As much as I complain about our stressful finances, I know we’re actually in a pretty good place. We have savings — up until Tim’s teeth need to get done — and I bring in a more-than-fair amount from my job.
But occasionally the thought flits through my brain at full volume, “WHAT IF YOU GET FIRED?” And panicked screaming begins in my head.
Because we’d be screwed. I’m not eligible for unemployment, and the other companies in my industry don’t offer telecommuting. Thanks to fatigue, there’s just no way I can reliably work outside the house.
So I start thinking about how on earth we’d live on Tim’s $730 disability check. (Even if I reapplied for disability, I’d be lucky to get approved within two years.) I’m sure Tim would try to work, but his various conditions mean it’s unlikely he could keep it up.
But then a thought occurs to me: I can freelance. It’s by no means easy. I’d be stressed pretty constantly between querying for jobs and balancing multiple deadlines. Plus, by and large, you’re just not paid a lot for posts. Even some of the bigger sites can pay as little as $50. Maybe they pay more for regular contributors but… eesh.
So I need to assume the worst case scenario. I have to assume that we’d be scrambling to meet our basic costs. What would that realistically look like?
Well, we’d need to cut the IRA contributions and stop paying extra on the mortgage. Without my current job, we could switch to a lower speed for Internet. We’d also scale down to the smallest Vonage package. The guest house rent generally covers all of our utilities, but I’d budget an extra $100 just in case.
We’d keep Hulu and Netflix in there ($32). We’d also still pay for the Banfield plan for Patches ($26). And I’d want to put money aside $87.50 a month for car insurance and $75 a month for Tim’s quarterly re-up on medications. Given his physical problems, Tim needs at least one massage a month.
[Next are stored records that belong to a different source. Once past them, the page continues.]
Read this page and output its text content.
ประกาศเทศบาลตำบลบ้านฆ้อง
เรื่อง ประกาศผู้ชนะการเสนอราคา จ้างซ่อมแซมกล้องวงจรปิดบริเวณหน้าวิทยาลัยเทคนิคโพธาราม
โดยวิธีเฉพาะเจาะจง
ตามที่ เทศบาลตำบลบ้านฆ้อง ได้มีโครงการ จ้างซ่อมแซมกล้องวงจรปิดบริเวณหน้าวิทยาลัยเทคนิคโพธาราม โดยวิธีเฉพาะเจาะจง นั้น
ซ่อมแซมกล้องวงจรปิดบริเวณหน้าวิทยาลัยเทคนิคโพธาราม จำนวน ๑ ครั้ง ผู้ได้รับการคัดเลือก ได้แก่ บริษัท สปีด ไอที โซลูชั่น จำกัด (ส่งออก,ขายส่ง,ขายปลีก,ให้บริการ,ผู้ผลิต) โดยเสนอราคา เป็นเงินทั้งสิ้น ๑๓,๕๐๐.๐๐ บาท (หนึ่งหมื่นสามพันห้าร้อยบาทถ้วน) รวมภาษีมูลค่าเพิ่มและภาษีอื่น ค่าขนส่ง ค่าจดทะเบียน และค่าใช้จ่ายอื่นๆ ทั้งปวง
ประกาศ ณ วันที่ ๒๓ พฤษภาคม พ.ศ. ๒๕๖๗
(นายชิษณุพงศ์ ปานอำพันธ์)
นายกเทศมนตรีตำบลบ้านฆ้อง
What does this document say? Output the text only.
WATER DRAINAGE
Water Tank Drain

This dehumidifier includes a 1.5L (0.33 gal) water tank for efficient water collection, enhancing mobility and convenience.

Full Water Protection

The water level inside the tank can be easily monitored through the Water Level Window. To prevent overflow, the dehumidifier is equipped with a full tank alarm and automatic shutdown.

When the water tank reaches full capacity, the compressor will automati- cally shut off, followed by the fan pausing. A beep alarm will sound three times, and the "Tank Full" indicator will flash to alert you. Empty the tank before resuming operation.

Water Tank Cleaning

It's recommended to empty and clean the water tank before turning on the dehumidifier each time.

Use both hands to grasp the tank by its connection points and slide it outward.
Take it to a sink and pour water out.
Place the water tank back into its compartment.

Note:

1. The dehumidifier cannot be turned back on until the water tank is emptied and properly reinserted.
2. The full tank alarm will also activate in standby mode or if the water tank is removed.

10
More realistically, two. We can keep bartering for one of them and pay our discounted rate ($35 plus tip) for the other.
In the end, the number is right around $2,550. That might be a little optimistic, but let’s assume we’d be able to tighten our belts.
That means I would need to earn about $1,820 a month in freelance. Which means I might have to finish a post every other day — or even more frequently. Over time, of course, I could start asking more and get some regular gigs, which generally pay a little better.
I’d also invest some time and money into this blog to get it profitable: a cleaner theme (only been meaning to do that for two years), more networking/leaving comments to drive up traffic, more affiliate stuff.
I should mention that it’s incredibly unlikely that I’d get fired. We’re doing well enough that my boss actually gives out yearly bonuses. Plus, I’m the only person working days. So if money got tight, I bet I’d just have to take a pay cut.
But if the worst did happen, at least I know I can manage. We wouldn’t run through savings immediately. We wouldn’t lose the house. That nicely quells the fetal-position-inducing panic that crops up around the subject.
What’s your emergency budget? If you couldn’t get a job in the same industry, how would you make ends meet?